Tim Bannon, a special counsel for Purdue, says that while settlements are confidential, “the obligations of counsel under all of our settlement agreements are expressly conditioned on compliance with applicable ethical rules.” He denies the marketing claims raised in the OxyContin suit.
The lawyer-withdrawal rule was a negotiated point between Merck and the lead plaintiffs lawyers, and it was vetted by ethics professors, according to people involved in the discussions, the Journal reports. Ultimately, Merck included language saying that lawyers should withdraw from representing clients only to the extent allowed by applicable ethical rules. Whether essentially firing a client under these circumstances violates ethics rules is unclear, lawyers say. Withdrawals will be supervised by judges.
There are a number of cases that indicate “clients are entitled to counsel but not necessarily to a particular counsel,” Arnold Levin of Philadelphia, one of the plaintiffs negotiators, tells the paper. Yet, if experienced counsel are unavailable because other lawyers steeped in the case are tied to the settlement, then the client may in effect be losing the right to counsel.
“If it would be difficult for a client to get another lawyer and take a lot of work for that other lawyer to get up to speed on a case, then you can’t just drop and leave the client high and dry unless you have a good justification,” George Cohen, an ethics professor at the University of Virginia School of Law, tells the paper. Adds Kathryn Snapka, a Texas lawyer who is handling about 200 Vioxx cases, “It may be difficult to find a lawyer with the financial capability and background sufficient to handle complex pharmaceutical litigation, which is Merck’s goal.” She’s still studying the settlement.

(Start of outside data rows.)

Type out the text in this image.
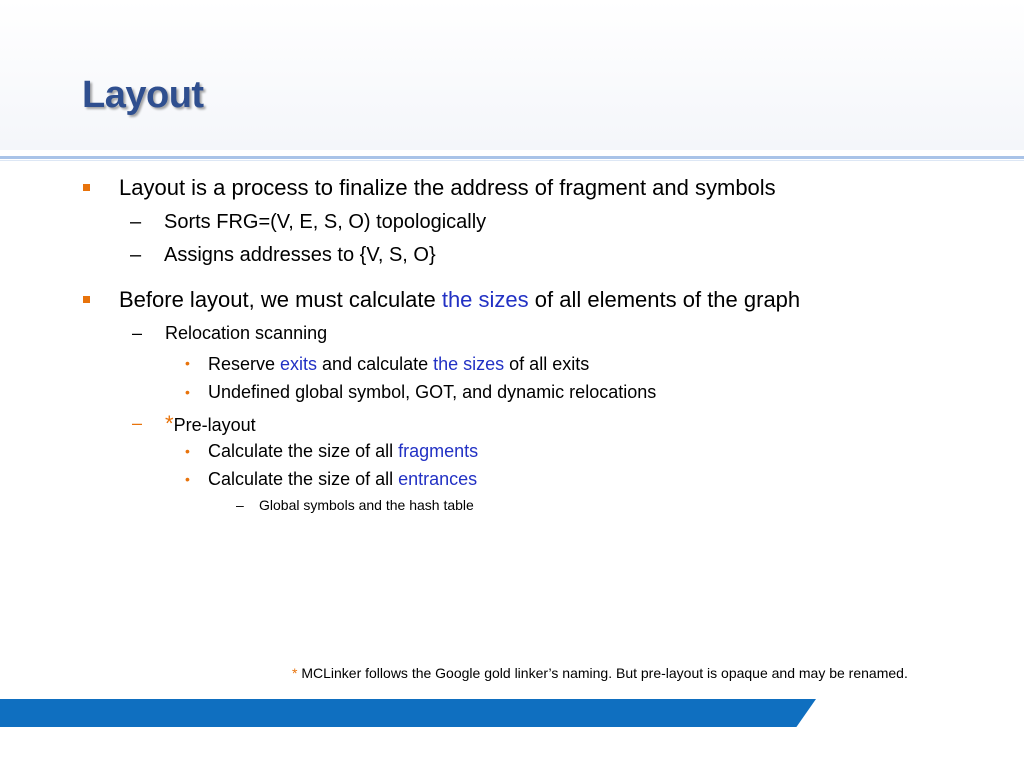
Layout
Layout is a process to finalize the address of fragment and symbols
– Sorts FRG=(V, E, S, O) topologically
– Assigns addresses to {V, S, O}
Before layout, we must calculate the sizes of all elements of the graph
– Relocation scanning
• Reserve exits and calculate the sizes of all exits
• Undefined global symbol, GOT, and dynamic relocations
– *Pre-layout
• Calculate the size of all fragments
• Calculate the size of all entrances
– Global symbols and the hash table
* MCLinker follows the Google gold linker’s naming. But pre-layout is opaque and may be renamed.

What lawyers will actually do remains to be seen. Some maintain they will stick with the deal even if it means losing clients. “As they go through the settlement process one by one, it will not be difficult at all to recommend this to 100% of their clients,” Andy Birchfield, who represents thousands of Vioxx plaintiffs and helped craft the final settlement. “If a client chooses not to follow our advice” to accept the settlement,” he tells the Journal, “we will let the client know that we are terminating our representation.”
Mark Lanier, who has more than 1,000 Vioxx cases, plans to follow a similar course of action. “If a client says, ‘Lanier, I don’t want to take the settlement,’ ” he tells the paper, “I’ll say, ‘You need to find another lawyer to represent you.’ ”
But Perry Weitz of Weitz & Luxenberg, a New York firm with about 4,000 Vioxx cases, says he will stick with clients who reasonably oppose the settlement. “My personal representation of each client and the ethical duty I owe to them is my priority,” he wrote in an email to the Journal. “If Merck doesn’t accept that, then I’ll see them at trial!”
gina
would be intresting to discuss this if we could find out if it was upheld
Ed Silverman
Hi Gina,
I can direct you to these developments….
http://www.pharmalot.com/2008/01/vioxx-deal-amended-to-address-ethical-problems/
http://www.pharmalot.com/2008/01/lawyer-files-antitrust-objection-to-vioxx-deal/
Although I confess I don’t know anything further at the moment.